Prednizolon 1-2mg/kg PO 12 saat arayla
Sitotoksik immünsupresif ilaçlar (ENDOXAN, IMURAN,
LEUKERAN) prednizolon yetersiz kaldığında veya hastanın streoid intoleransı
olduğu durumlarda eklenir.
Prednizolon 0,5-1mg/kg PO 12 saat aralıklarla azaltılır.
Azathioprin köpeklerde 2mg/kg PO 24 saat arayla
kullanılır. Kediler azatioprin toksisitesine duyarlıdır; kullanılması
gerekiyorsa dikkatle kullanılmalıdır.(1mg/cat PO 48 saat arayla)
Siklofosfamit köpeklerde 50mg/m2 PO 4 gün ard
arda kullanılır ve 3 gün ara verilir haftalık olarak tekrar edilir. Hemorajik
sistit ve kemik iliği supresyonuna neden olabilir.
Klorambüsil köpeklerde 2-3mg/m2 PO
kullanılır.(kedilerde 1,5mg/m2 PO ) (siklofosfamit yerine)
Remisyon* sağlandığında immünsupresif ilaçlar
mümkün olan en düşük doza indirilir. Ağrılı eklemler için ;
Aspirin köpeklerde 10-25mg/kg PO 12 saat arayla kedilerde
10-40mg/kg PO 72 saat arayla kullanılır ancak trombositopenik hastalarda veya
gastrointestinal ülser olan hastalarda aspirin kullanılmamalıdır. Ayrıca
prednizolon ile beraber kullanımı gastrointestinal ülser oluşma riskini
artırmaktadır.
Kaprofen köpeklerde 2,2mg/kg PO 12 saat arayla
kullanılır.(aspirin yerine)
Siklosporin A iyileştirilmesi zor hastalarda kullanılabilir.
(5-10mg/kg PO 12 saat arayla). Dikkatli kullanılmalı yan etkisi görülürse (
gastrit, lenfositoid, dermatit, papillomatoz ve diş eti hiperplazisi) ilaç
kesilmelidir.
Etkilenen sistemlere yönelik destekleyici bakım
uygulanabilir.
Glomerulonefrite bağlı ağır renal hastalığı olan hayvanlarda
protein kısıtlaması yapılmalıdır.
Akut poliartrit atakları sırasında istirahat endikedir.
Etkilenen hayvanlar çiftleştirilmemelidir.

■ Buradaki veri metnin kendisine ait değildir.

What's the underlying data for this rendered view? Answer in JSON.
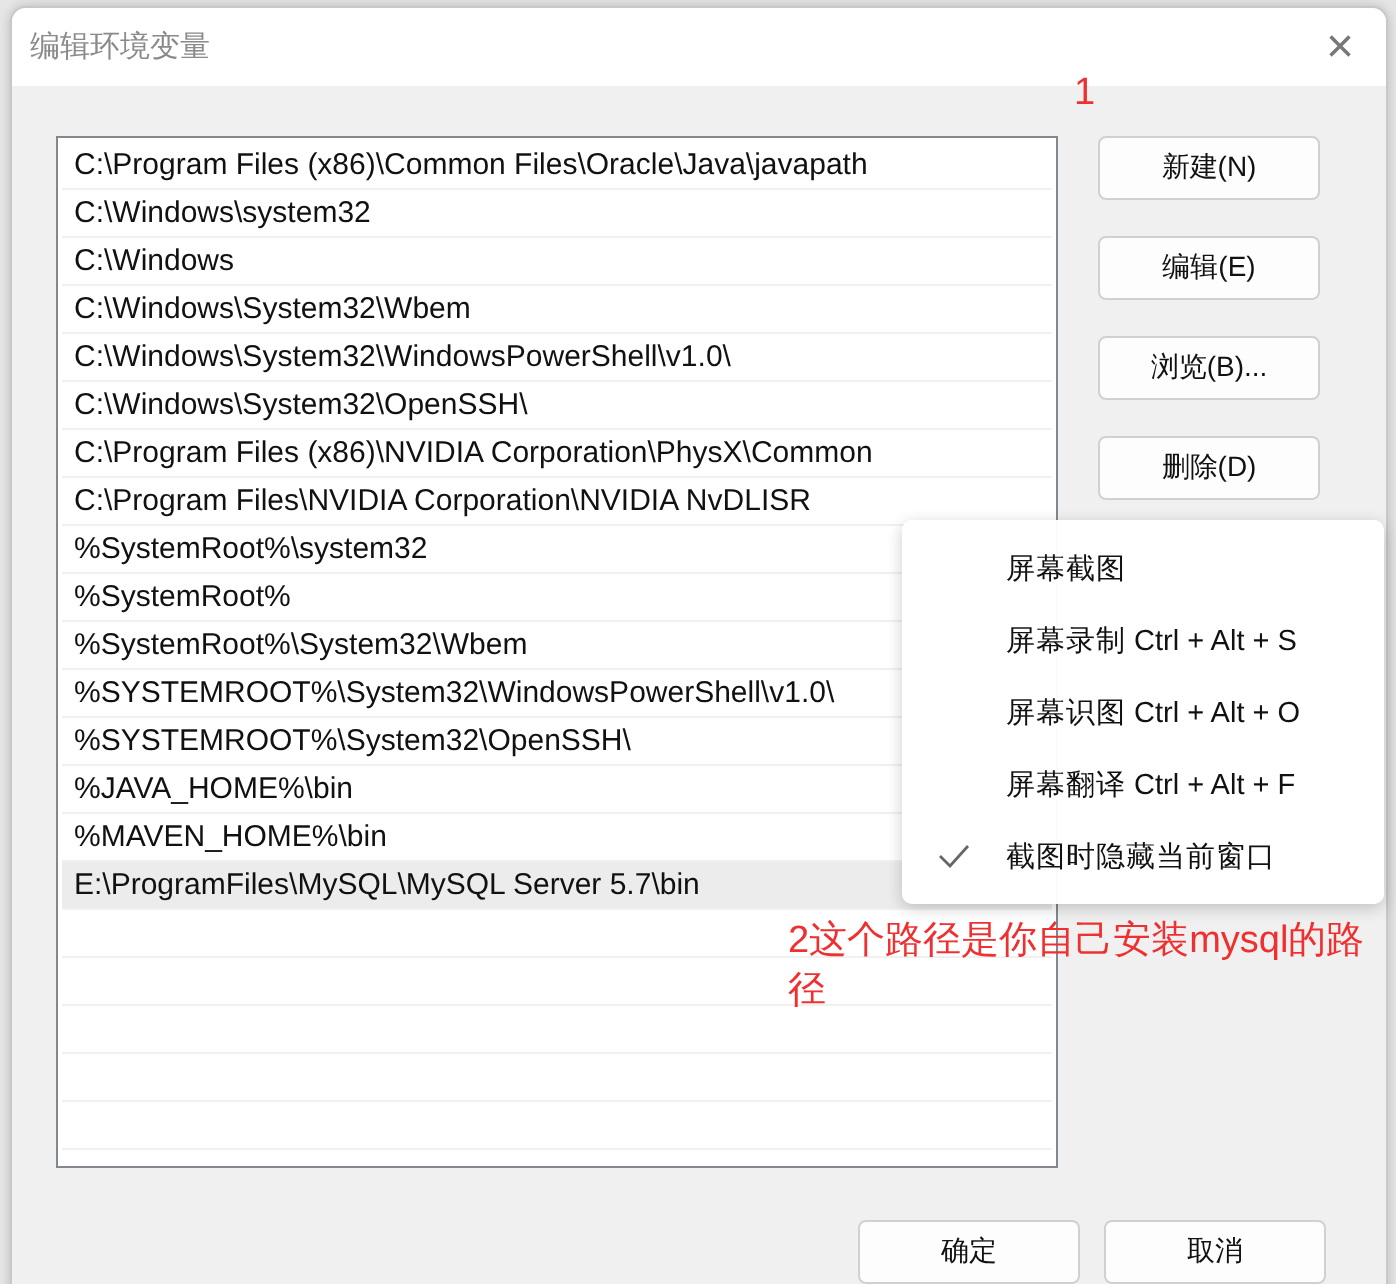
{
  "window": {
    "title": "编辑环境变量",
    "close": "×"
  },
  "paths": [
    {
      "text": "C:\\Program Files (x86)\\Common Files\\Oracle\\Java\\javapath",
      "selected": false
    },
    {
      "text": "C:\\Windows\\system32",
      "selected": false
    },
    {
      "text": "C:\\Windows",
      "selected": false
    },
    {
      "text": "C:\\Windows\\System32\\Wbem",
      "selected": false
    },
    {
      "text": "C:\\Windows\\System32\\WindowsPowerShell\\v1.0\\",
      "selected": false
    },
    {
      "text": "C:\\Windows\\System32\\OpenSSH\\",
      "selected": false
    },
    {
      "text": "C:\\Program Files (x86)\\NVIDIA Corporation\\PhysX\\Common",
      "selected": false
    },
    {
      "text": "C:\\Program Files\\NVIDIA Corporation\\NVIDIA NvDLISR",
      "selected": false
    },
    {
      "text": "%SystemRoot%\\system32",
      "selected": false
    },
    {
      "text": "%SystemRoot%",
      "selected": false
    },
    {
      "text": "%SystemRoot%\\System32\\Wbem",
      "selected": false
    },
    {
      "text": "%SYSTEMROOT%\\System32\\WindowsPowerShell\\v1.0\\",
      "selected": false
    },
    {
      "text": "%SYSTEMROOT%\\System32\\OpenSSH\\",
      "selected": false
    },
    {
      "text": "%JAVA_HOME%\\bin",
      "selected": false
    },
    {
      "text": "%MAVEN_HOME%\\bin",
      "selected": false
    },
    {
      "text": "E:\\ProgramFiles\\MySQL\\MySQL Server 5.7\\bin",
      "selected": true
    }
  ],
  "side_buttons": [
    "新建(N)",
    "编辑(E)",
    "浏览(B)...",
    "删除(D)"
  ],
  "bottom_buttons": [
    "确定",
    "取消"
  ],
  "context_menu": [
    {
      "label": "屏幕截图",
      "checked": false
    },
    {
      "label": "屏幕录制 Ctrl + Alt + S",
      "checked": false
    },
    {
      "label": "屏幕识图 Ctrl + Alt + O",
      "checked": false
    },
    {
      "label": "屏幕翻译 Ctrl + Alt + F",
      "checked": false
    },
    {
      "label": "截图时隐藏当前窗口",
      "checked": true
    }
  ],
  "annotations": [
    "1",
    "2这个路径是你自己安装mysql的路径"
  ]
}
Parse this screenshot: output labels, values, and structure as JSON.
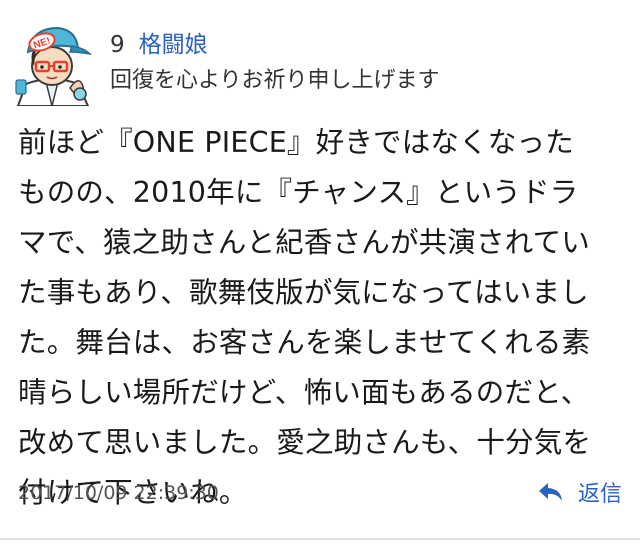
{
  "comment": {
    "number": "9",
    "author": "格闘娘",
    "subtitle": "回復を心よりお祈り申し上げます",
    "body": "前ほど『ONE PIECE』好きではなくなった\nものの、2010年に『チャンス』というドラ\nマで、猿之助さんと紀香さんが共演されてい\nた事もあり、歌舞伎版が気になってはいまし\nた。舞台は、お客さんを楽しませてくれる素\n晴らしい場所だけど、怖い面もあるのだと、\n改めて思いました。愛之助さんも、十分気を\n付けて下さいね。",
    "timestamp": "2017/10/09 22:39:30",
    "reply_label": "返信",
    "avatar_cap_text": "NE!"
  },
  "icons": {
    "avatar": "avatar-illustration",
    "reply": "reply-arrow-icon"
  },
  "colors": {
    "link_blue": "#2a62c0",
    "text": "#1a1a1a",
    "muted": "#555555",
    "cap_blue": "#4fb6d9",
    "cap_red": "#e8402f"
  }
}
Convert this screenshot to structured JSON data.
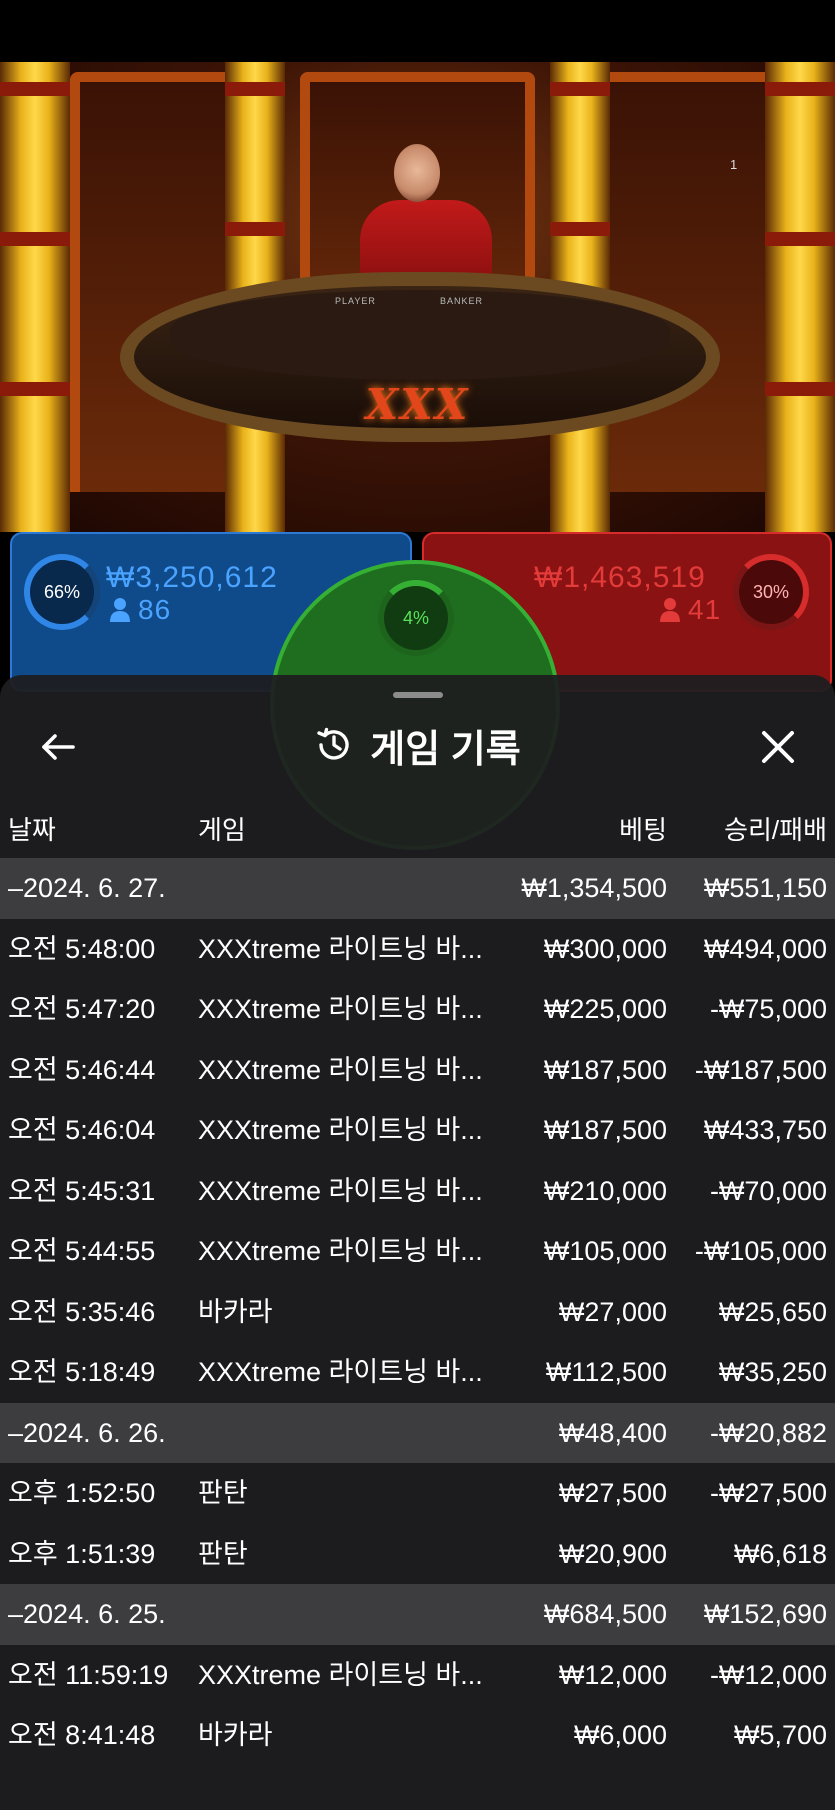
{
  "scene": {
    "corner_number": "1",
    "table_logo": "XXX",
    "table_labels": [
      "PLAYER",
      "BANKER"
    ]
  },
  "betting": {
    "player": {
      "percent": "66%",
      "amount": "₩3,250,612",
      "players": "86",
      "color": "#2f86e6"
    },
    "banker": {
      "percent": "30%",
      "amount": "₩1,463,519",
      "players": "41",
      "color": "#d62c2c"
    },
    "tie": {
      "percent": "4%",
      "color": "#35b035"
    }
  },
  "history": {
    "title": "게임 기록",
    "columns": {
      "time": "날짜",
      "game": "게임",
      "bet": "베팅",
      "result": "승리/패배"
    },
    "rows": [
      {
        "type": "date",
        "time": "–2024. 6. 27.",
        "game": "",
        "bet": "₩1,354,500",
        "result": "₩551,150"
      },
      {
        "type": "entry",
        "time": "오전 5:48:00",
        "game": "XXXtreme 라이트닝 바...",
        "bet": "₩300,000",
        "result": "₩494,000"
      },
      {
        "type": "entry",
        "time": "오전 5:47:20",
        "game": "XXXtreme 라이트닝 바...",
        "bet": "₩225,000",
        "result": "-₩75,000"
      },
      {
        "type": "entry",
        "time": "오전 5:46:44",
        "game": "XXXtreme 라이트닝 바...",
        "bet": "₩187,500",
        "result": "-₩187,500"
      },
      {
        "type": "entry",
        "time": "오전 5:46:04",
        "game": "XXXtreme 라이트닝 바...",
        "bet": "₩187,500",
        "result": "₩433,750"
      },
      {
        "type": "entry",
        "time": "오전 5:45:31",
        "game": "XXXtreme 라이트닝 바...",
        "bet": "₩210,000",
        "result": "-₩70,000"
      },
      {
        "type": "entry",
        "time": "오전 5:44:55",
        "game": "XXXtreme 라이트닝 바...",
        "bet": "₩105,000",
        "result": "-₩105,000"
      },
      {
        "type": "entry",
        "time": "오전 5:35:46",
        "game": "바카라",
        "bet": "₩27,000",
        "result": "₩25,650"
      },
      {
        "type": "entry",
        "time": "오전 5:18:49",
        "game": "XXXtreme 라이트닝 바...",
        "bet": "₩112,500",
        "result": "₩35,250"
      },
      {
        "type": "date",
        "time": "–2024. 6. 26.",
        "game": "",
        "bet": "₩48,400",
        "result": "-₩20,882"
      },
      {
        "type": "entry",
        "time": "오후 1:52:50",
        "game": "판탄",
        "bet": "₩27,500",
        "result": "-₩27,500"
      },
      {
        "type": "entry",
        "time": "오후 1:51:39",
        "game": "판탄",
        "bet": "₩20,900",
        "result": "₩6,618"
      },
      {
        "type": "date",
        "time": "–2024. 6. 25.",
        "game": "",
        "bet": "₩684,500",
        "result": "₩152,690"
      },
      {
        "type": "entry",
        "time": "오전 11:59:19",
        "game": "XXXtreme 라이트닝 바...",
        "bet": "₩12,000",
        "result": "-₩12,000"
      },
      {
        "type": "entry",
        "time": "오전 8:41:48",
        "game": "바카라",
        "bet": "₩6,000",
        "result": "₩5,700"
      }
    ]
  },
  "icons": {
    "back": "arrow-left-icon",
    "history": "history-clock-icon",
    "close": "close-icon",
    "person": "person-icon"
  }
}
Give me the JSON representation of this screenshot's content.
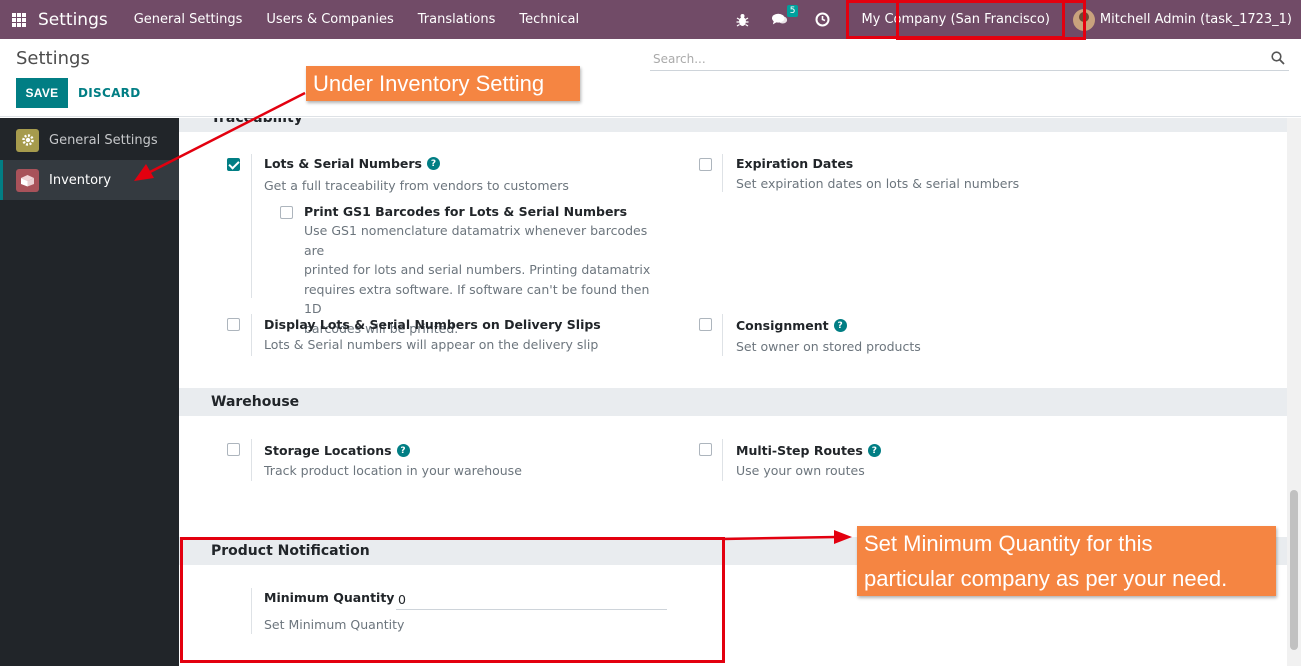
{
  "navbar": {
    "app_title": "Settings",
    "menus": [
      "General Settings",
      "Users & Companies",
      "Translations",
      "Technical"
    ],
    "messages_badge": "5",
    "company": "My Company (San Francisco)",
    "user": "Mitchell Admin (task_1723_1)"
  },
  "control_panel": {
    "title": "Settings",
    "save_label": "SAVE",
    "discard_label": "DISCARD",
    "search_placeholder": "Search..."
  },
  "sidebar": {
    "items": [
      {
        "label": "General Settings",
        "icon": "gear-icon",
        "active": false
      },
      {
        "label": "Inventory",
        "icon": "box-icon",
        "active": true
      }
    ]
  },
  "traceability": {
    "heading_partial": "Traceability",
    "lots_serial": {
      "title": "Lots & Serial Numbers",
      "desc": "Get a full traceability from vendors to customers",
      "checked": true
    },
    "gs1": {
      "title": "Print GS1 Barcodes for Lots & Serial Numbers",
      "desc_lines": [
        "Use GS1 nomenclature datamatrix whenever barcodes are",
        "printed for lots and serial numbers. Printing datamatrix",
        "requires extra software. If software can't be found then 1D",
        "barcodes will be printed."
      ],
      "checked": false
    },
    "expiration": {
      "title": "Expiration Dates",
      "desc": "Set expiration dates on lots & serial numbers",
      "checked": false
    },
    "display_lots": {
      "title": "Display Lots & Serial Numbers on Delivery Slips",
      "desc": "Lots & Serial numbers will appear on the delivery slip",
      "checked": false
    },
    "consignment": {
      "title": "Consignment",
      "desc": "Set owner on stored products",
      "checked": false
    }
  },
  "warehouse": {
    "heading": "Warehouse",
    "storage": {
      "title": "Storage Locations",
      "desc": "Track product location in your warehouse",
      "checked": false
    },
    "routes": {
      "title": "Multi-Step Routes",
      "desc": "Use your own routes",
      "checked": false
    }
  },
  "product_notification": {
    "heading": "Product Notification",
    "min_qty_label": "Minimum Quantity",
    "min_qty_value": "0",
    "min_qty_desc": "Set Minimum Quantity"
  },
  "annotations": {
    "callout_inventory": "Under Inventory Setting",
    "callout_min_qty_lines": [
      "Set Minimum Quantity for this",
      "particular company as per your need."
    ]
  },
  "colors": {
    "navbar": "#714b67",
    "primary": "#017e84",
    "annotation_red": "#e3000f",
    "callout_orange": "#f58542"
  }
}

Gebe hayvanlarda sitotoksik
immünsupresif ilaçların kullanımı kontrendikedir
Bunların dışında hastalığın ilerleyici ve tahmin edilemez
bir seyri olduğu, uzun dönem immünsupresif tedavi gerektirdiği, bu tedavilerin
yan etkilerinin olduğu ve en önemlisi
SLE’nin KALITSAL olabileceği unutulmamalıdır.
(*Remisyon; Hastalık belirtilerinin
sönmesi. )
Bir çoğumuzun adını duymadığı ya da sadece isim olarak bildiği bir hastalık hakkında kısaca bilgi vermeye çalıştım. Tez konum olduğu için araştırma fırsatı bulmuştum. Umarım size de faydalı olmuştur veya olacaktır.
başarılı ve güzel bir yazı olmuş fakat keşke kaynakça kullansaydınız.